Even in embodiments having a second drive mechanism, however, it is likely that the second drive mechanism will not be used continuously, and that the steering component 310 will rely at least partly upon the induced rotation. In practice for example the second drive mechanism could be utilised to control the angular position of the offsetting component during initial orientation of the offset of the toolface, and during re-orientation for example after the drill bit has been lifted from the bottom of the borehole (lifting of the drill bit being known to cause significant uncontrolled rotation of the downhole assembly). Once the offset of the toolface has been established, however, it is expected that the steering component 310 will undergo cycles of operation of the first drive mechanism and would only employ the second drive mechanism if exceptional circumstances result in cessation of the induced rotation. These latter embodiments could utilise a three-way valve in a hydraulic control means, able to send hydraulic fluid to engage the clutch plates 54, 56, or to engage the cone clutches 74, or to disengage both clutch mechanisms.

Whilst FIG. 6 shows a first drive mechanism substantially identical to the first embodiment of FIG. 1, it will be understood that the second and third embodiments could utilise a second drive mechanism for the same purpose also.

In addition, it will be understood that the second drive mechanism could utilise rotation of the driveshaft rather than rotation of the drill string in order to drive the offsetting component, i.e. a clutch mechanism could be located between the driveshaft 316 and the sleeve 336, for example. This would be necessary in embodiments in which the drill string is non-rotating, but is less preferable in embodiments in which the drill string is rotating since it is expected to be easier to exploit the slower rotation of the drill string.

Whilst the second drive mechanism of FIG. 6 utilises cone clutches 74 and the first drive mechanism utilises a set of clutch plates 54, 56, it will be understood that these clutch mechanisms are interchangeable, and are merely two of the many available types of clutch mechanisms which could be utilised in the drive mechanism(s) of each of the embodiments. The clutch mechanisms do not need to be mechanical, and could for example be electromagnetic.

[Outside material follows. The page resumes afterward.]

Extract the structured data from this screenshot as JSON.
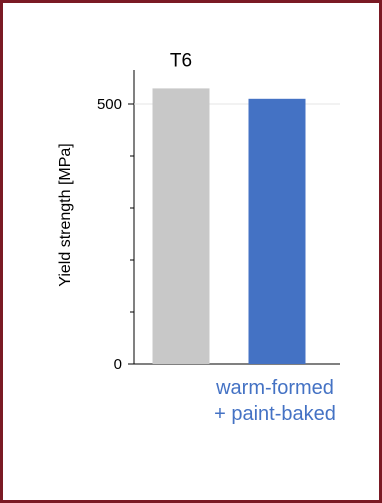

Preferably, all of the clutch mechanisms used in the respective embodiments are biased, and most suitably resiliently biased, into their disengaged condition, so that the control means 60, 360 is required to drive the clutch mechanisms into engagement, with the clutch mechanisms becoming automatically disengaged.

For ease of understanding the drawings show the stator of the mud motor connected directly to the drill string, but it will be understood that in practice the downhole motor would typically be provided as a separate component which could be connected (usually by a threaded connection) to the drill string. Similarly, whilst the planet carrier is shown as a continuation of the drill string, in practical applications the planet carrier would typically be indirectly connected to the drill string by way of a connection (typically a threaded connection) to the housing of the downhole motor. Furthermore, whilst it would be possible to provide the steering component and the stabilizer as a single component similar to that as drawn in FIGS. 1 and 4, in practice it would likely be preferable to provide these as separate components which would be connected together prior to insertion into the borehole.

It will be understood that alternative embodiments could be provided in which the first drive mechanism is mounted between the ring gear and the stabilizer, for example.

Whilst the invention has been described in relation to a rotating drill string, it will be understood that it could be utilised also with a non-rotating drill string if desired. Also, it is not necessary for the invention that the drill string and driveshaft rotate in the same direction, but there are few if any applications where it would be advantageous not to share this feature.

The invention is not limited to drilling applications, and could for example be used to control the angular orientation of any suitable component within a remote location, including for example the sensor package of a formation logging tool.